No guilt this time

EVEN A GUILT TRIP can have a plus side. Indeed, one can profit from a guilt trip by accepting its hard-earned lesson, and vowing that it will never happen again.

We are reminded of this as the Persian Gulf war ends. We must vow that "never again" will any U.S. military forces suffer what our Vietnam vets were forced to endure.


No sane person wants war. But that doesn't mean the Middle East military operation wasn't necessary. It was forced on us by Saddam Hussein, a man sick with power and unconcerned with the suffering he wrought.

Thank God, the men and women who served the allied cause so well won't share the tragic fate suffered by those who served, just as admirably in Vietnam.


When was the last time you drove down a street without seeing Old Glory, waving proudly from a building, flag pole or car antenna? How many yellow ribbons have you seen displayed of late, beaming their silent message to the troops: "We love you. Come home safe. And we'll be here to greet you."?

How many Americans are proudly wearing lapel buttons or sporting bumper stickers on their cars to show their support for the U.S. troops in the Middle East? When was the last time you saw the "Star-Spangled Banner" being marketed in record and video stores as is being done with Whitney Houston's moving performance of the National Anthem at the Super Bowl a few months back?

Even those who were demonstrating against the Persian Gulf war (with a few exceptions, such as actress-activist Margot Kidder, who mouthed some disgusting remarks about our servicemen and -women) were careful to avoid any negative reflection on our troops.

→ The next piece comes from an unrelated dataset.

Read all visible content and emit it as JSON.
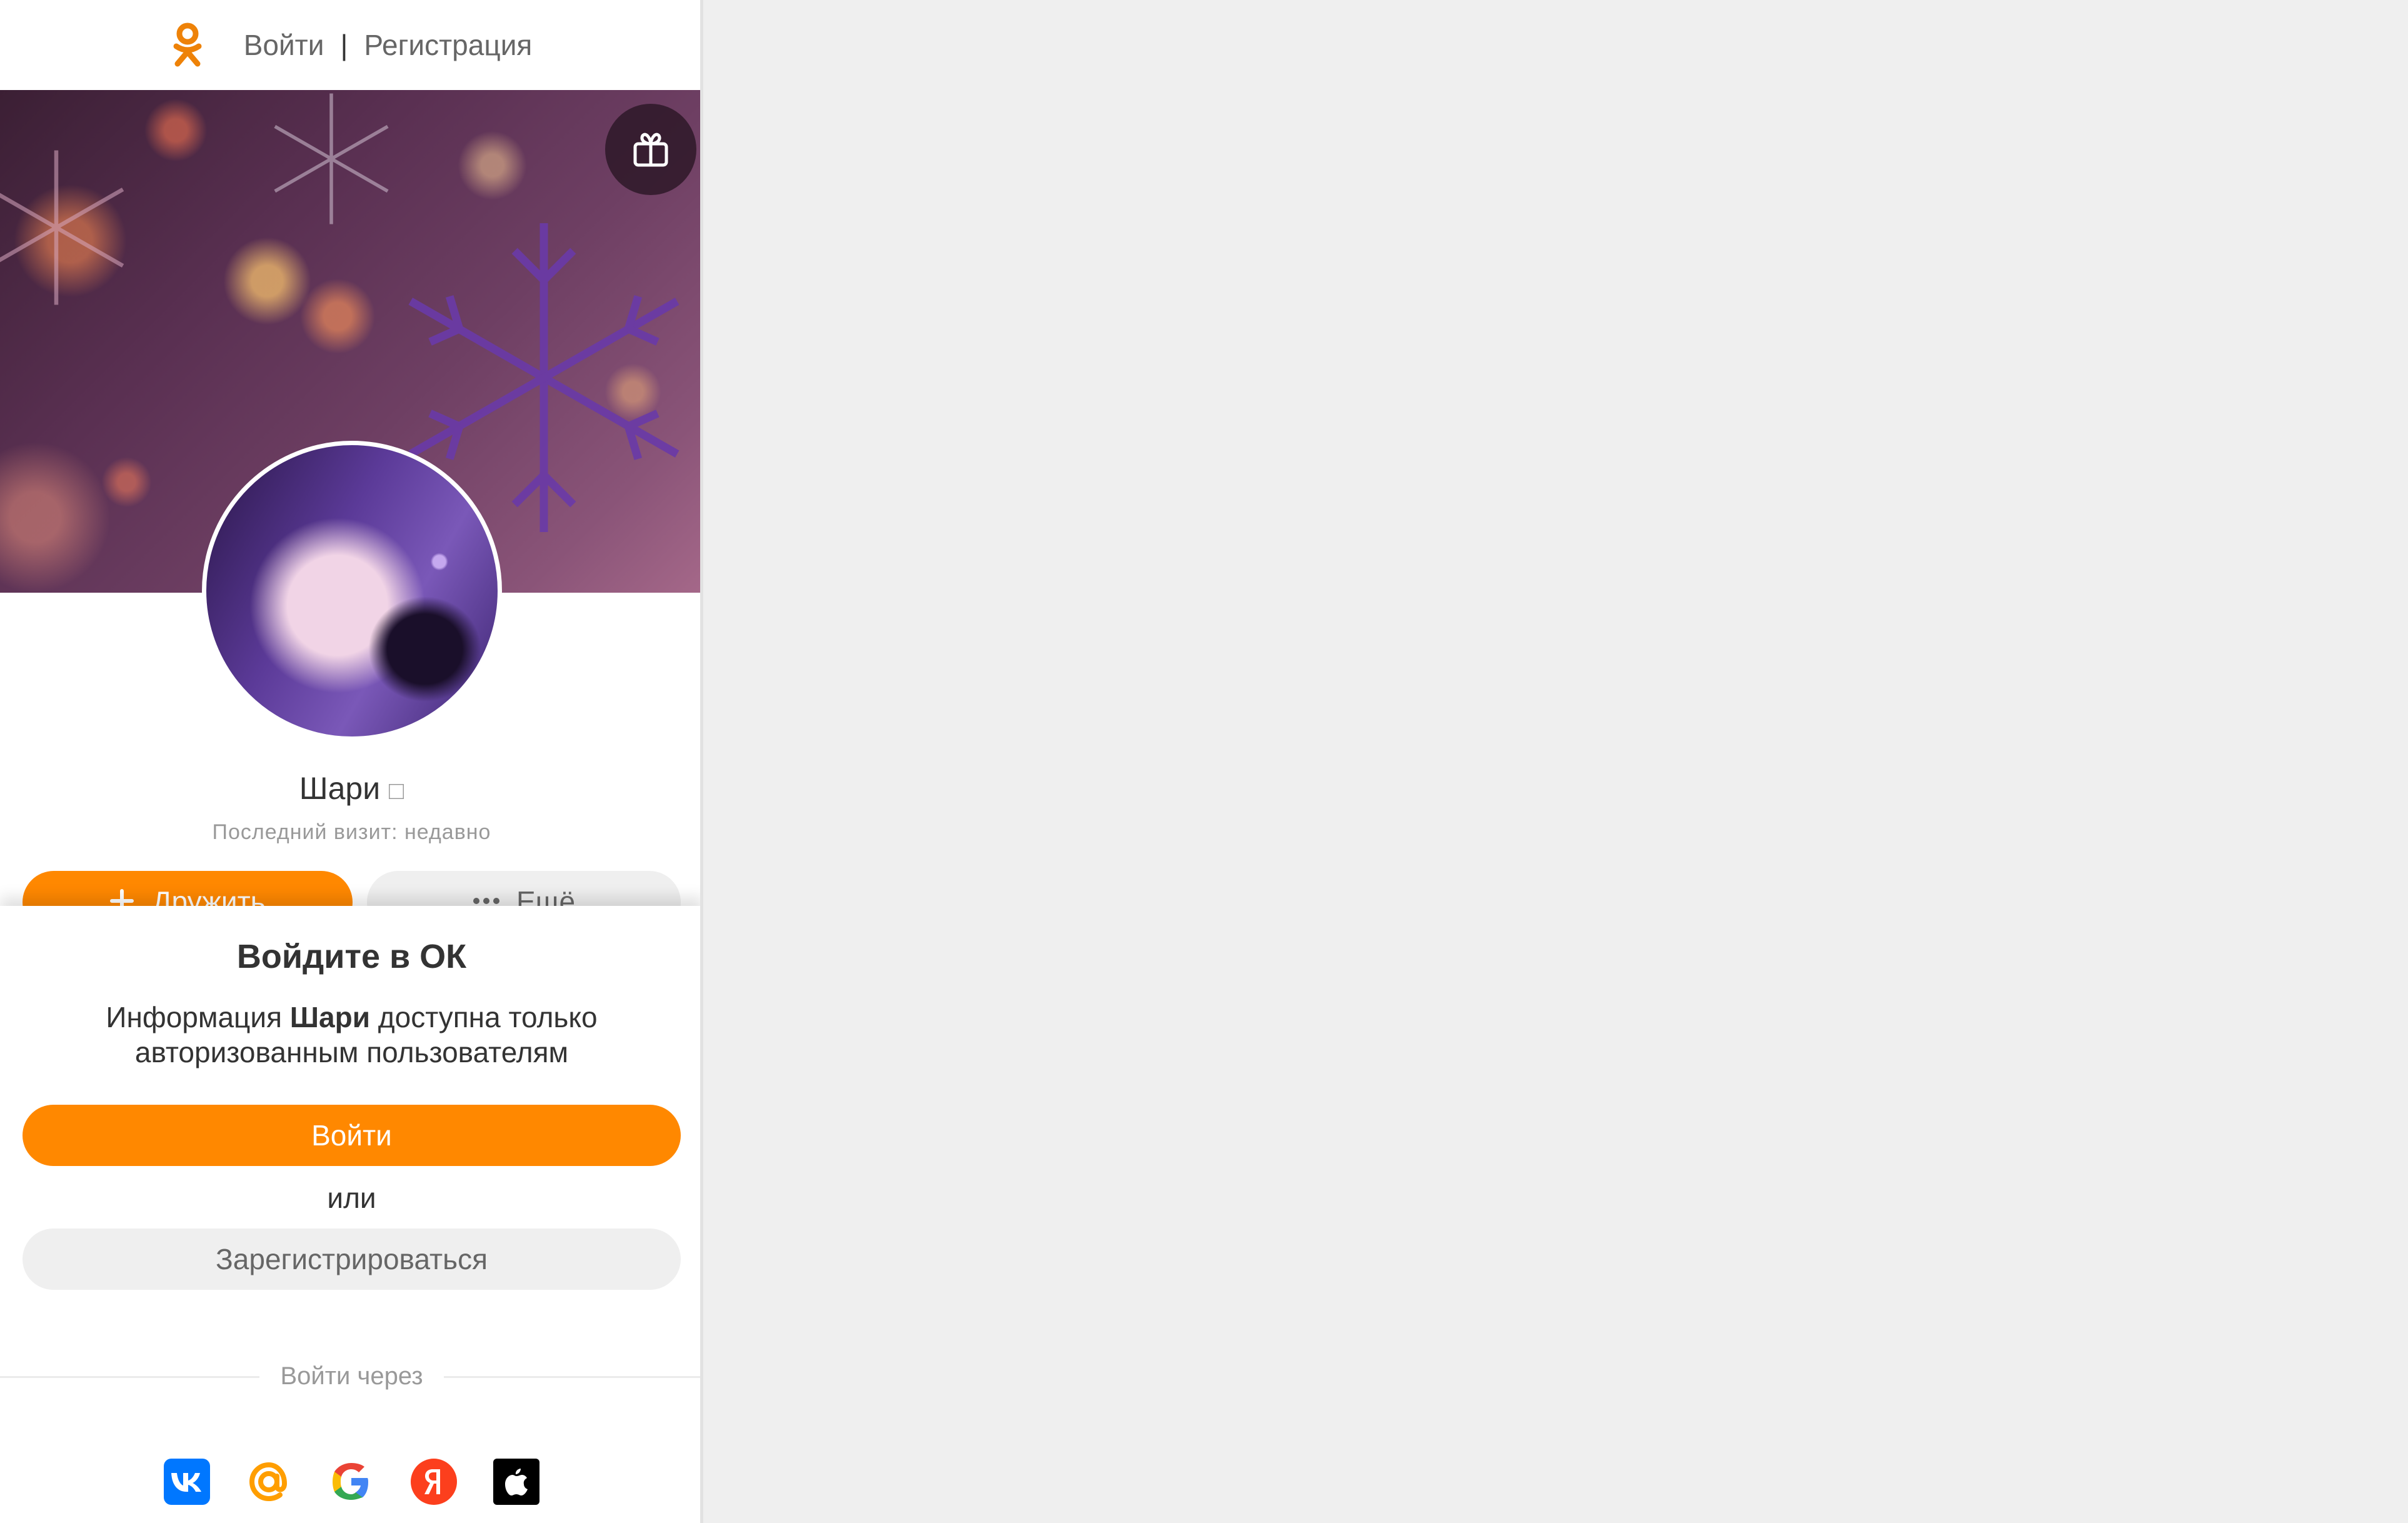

Radio stations were active, collecting listeners' phoned-in messages and music requests to record on tape and send overseas. Contributions of food, suntan lotion, golf equipment, footballs and other items were airlifted to our troops to help boost their morale and give them a touch of home. Many entertainers -- Cher, Bob Hope, Whoopie Goldberg, Jaclyn Smith and Sean Connery, among them -- visited Middle East bases, or taped messages for U.S. forces, or lent their celebrity status to newspaper ads in support of Operation Desert Storm.

At least part of this outpouring of support for our troops was no doubt a direct result of the mistreatment heaped on the Vietnam vets. It's been almost two decades since the U.S. withdrawal from Indochina, but many Americans still harbor a deep sense of shame over the disgraceful treatment of those who returned from that war.

The victory in the gulf war has closed the door on one Vietnam shadow -- the feeling of U.S. impotence. Now, it's time to eliminate the guilt trip as well. We can do so by giving our returning desert warriors the biggest "welcome home" party ever! The House Appropriations Committee has already approved funds for a Memorial Day celebration and concert in Washington to honor the veterans of Operation Desert Storm.

Let's have marching bands, waving flags, ticker-tape parades, the full celebration. Let the troops and their families know how much we love them, how proud we are of what they accomplished. Let's tell the families of those who gave "that last full measure of devotion" that their loved ones did not die in vain.

And, to compensate for what we should have said and done in the '70s, let's invite all those who wore those khaki and blue uniforms in Vietnam to head the welcoming committee and take a proud position in the parades.


Let's remind them that we know they did not lose in Indochina; the Vietnam War was lost in Washington. They just weren't fortunate enough to have a commander-in-chief who would allow them to use both hands and all necessary weapons in that engagement, as did our forces in the gulf.

Giving our Vietnam heroes and heroines a front-row position in the welcome back celebrations for the Persian Gulf troops will send a message to the world: "We were wrong in the '70s. We allowed our men and women to be ignored and -- worse -- abused when they came home to the nation they served so well. But, never again!"

Andy Seamans is an editor at the Heritage Foundation in Washington.